Polish man appealing sentence.
An appeal in which a jury verdict found a driver guilty of manslaughter after doctors agreed that he met the criteria to be found legally insane, is being watched by the Polish Embassy in Dublin, the Court of Appeal has been told.
Polish national Dariusz Alchimionek (44), with an address at Barrow Way, Spa Street, Portarlington, Co Laois, had denied the manslaughter of John Gorman (19) and assault causing harm to his brother, Adam, on December 29, 2015.
The brothers had been returning home from Tullamore when a vehicle driven by Alchimionek suddenly crossed the road into the path of their oncoming car at Ballycrystal, Geashill, Co Offaly.
Tullamore Circuit Criminal Court heard how Alchimionek had become convinced the Islamic State group, or Isis, were about to invade Europe and a third World War was about to begin.
Consultant psychiatrists for both the prosecution and the defence agreed that Alchimionek met the criteria to be found not guilty by reason of insanity. The jury had the option of returning three verdicts: guilty, not guilty or not guilty by reason of insanity.
After two hours and 50 minutes of deliberations, the jury returned majority guilty verdicts of 11-1 on both counts, which were met with applause in the courtroom.
The accused was then sentenced nine years imprisonment with the final three suspended by Judge Keenan Johnson in October 2017.
Alchimionek has lodged an appeal against his conviction on the sole ground that the jury’s verdict was “perverse” and against the evidence.
His barrister, Kenneth Fogarty SC, asked the Court of Appeal today/yesterday(FRIDAY) for the earliest possible date for hearing.
Mr Fogarty said it was a case of finding the “proper place for his treatment and care”. He said he was currently serving a sentence in prison but “undoubtedly he should be detained in the Central Mental Hospital (CMH),” counsel said.
Counsel for the Director of Public Prosecutions, Michael Delaney SC, said on the last occasion that it was a case "on which the Director has been reflecting for some time" and it has caused "some difficulty".

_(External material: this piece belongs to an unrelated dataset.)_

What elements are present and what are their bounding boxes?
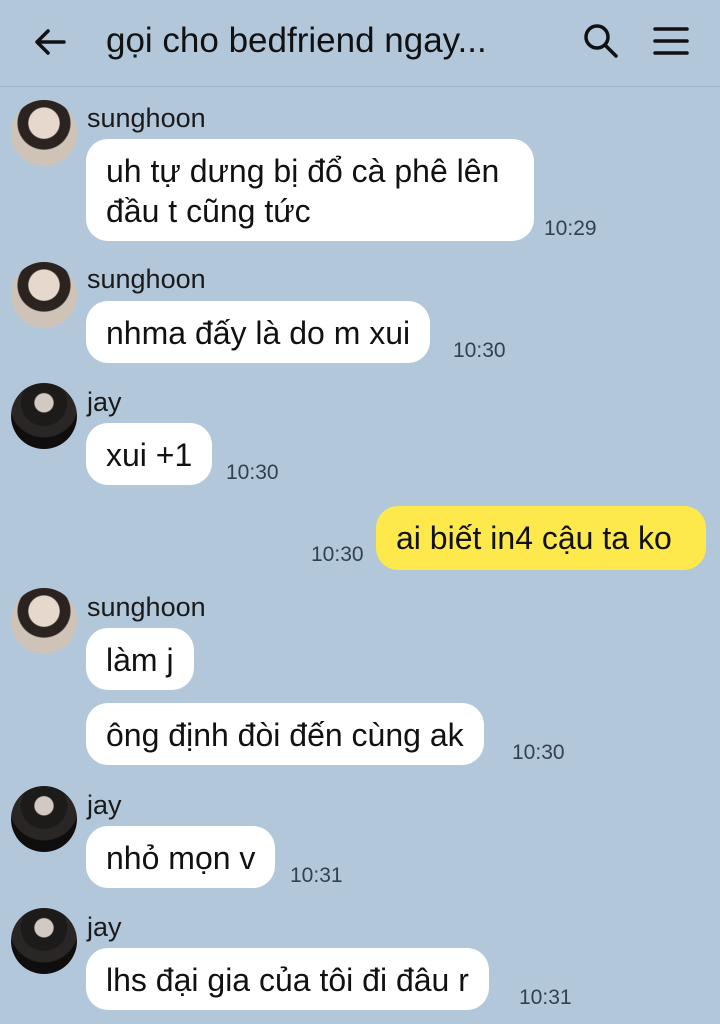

Mr Delaney said the prosecution’s consultant psychiatrist effectively agreed with the consultant psychiatrist hired by the defence that Alchimionek met the criteria for a verdict of not guilty by reason of insanity.
The prosecution’s consultant psychiatrist had not been called to give evidence. However, the jury was told that the prosecution’s doctor effectively agreed with the doctor for the defence.
Mr Delaney told the court on Friday, November 30 that certain lines of inquiry pursued by the DPP had not been completed.
He said the State were seeking to obtain medical records related to Alchimionek. He said there had been a previous hospitalisation and the state hoped to receive cooperation from the defence in receiving those records.
Mr Fogarty said the State was entitled at any time to obtain the information they were now retrospectively seeking. He said the State was trying to "justify a situation that is unjustifiable”.
Mr Fogarty informed the court that representatives from the Polish Embassy in Dublin had become interested in the case as observers.
President of the Court of Appeal Mr Justice George Birmingham listed the matter for January 24 next.
On the last occasion, Mr Fogarty said the atmosphere in the Circuit Court had been "highly charged". There was an "outpouring of emotion" that was "humanly understandable" but “not desirable in terms of how the law was to be applied".
Mr Fogarty said the prosecution had made a decision at one point to "change what the accused man was facing". What started out as a dangerous driving causing death charge later became a manslaughter charge.
He said it was explained to Alchimionek that the foregone conclusion of a not guilty verdict by reason of insanity, was a referral to the Central Mental Hospital (CMH).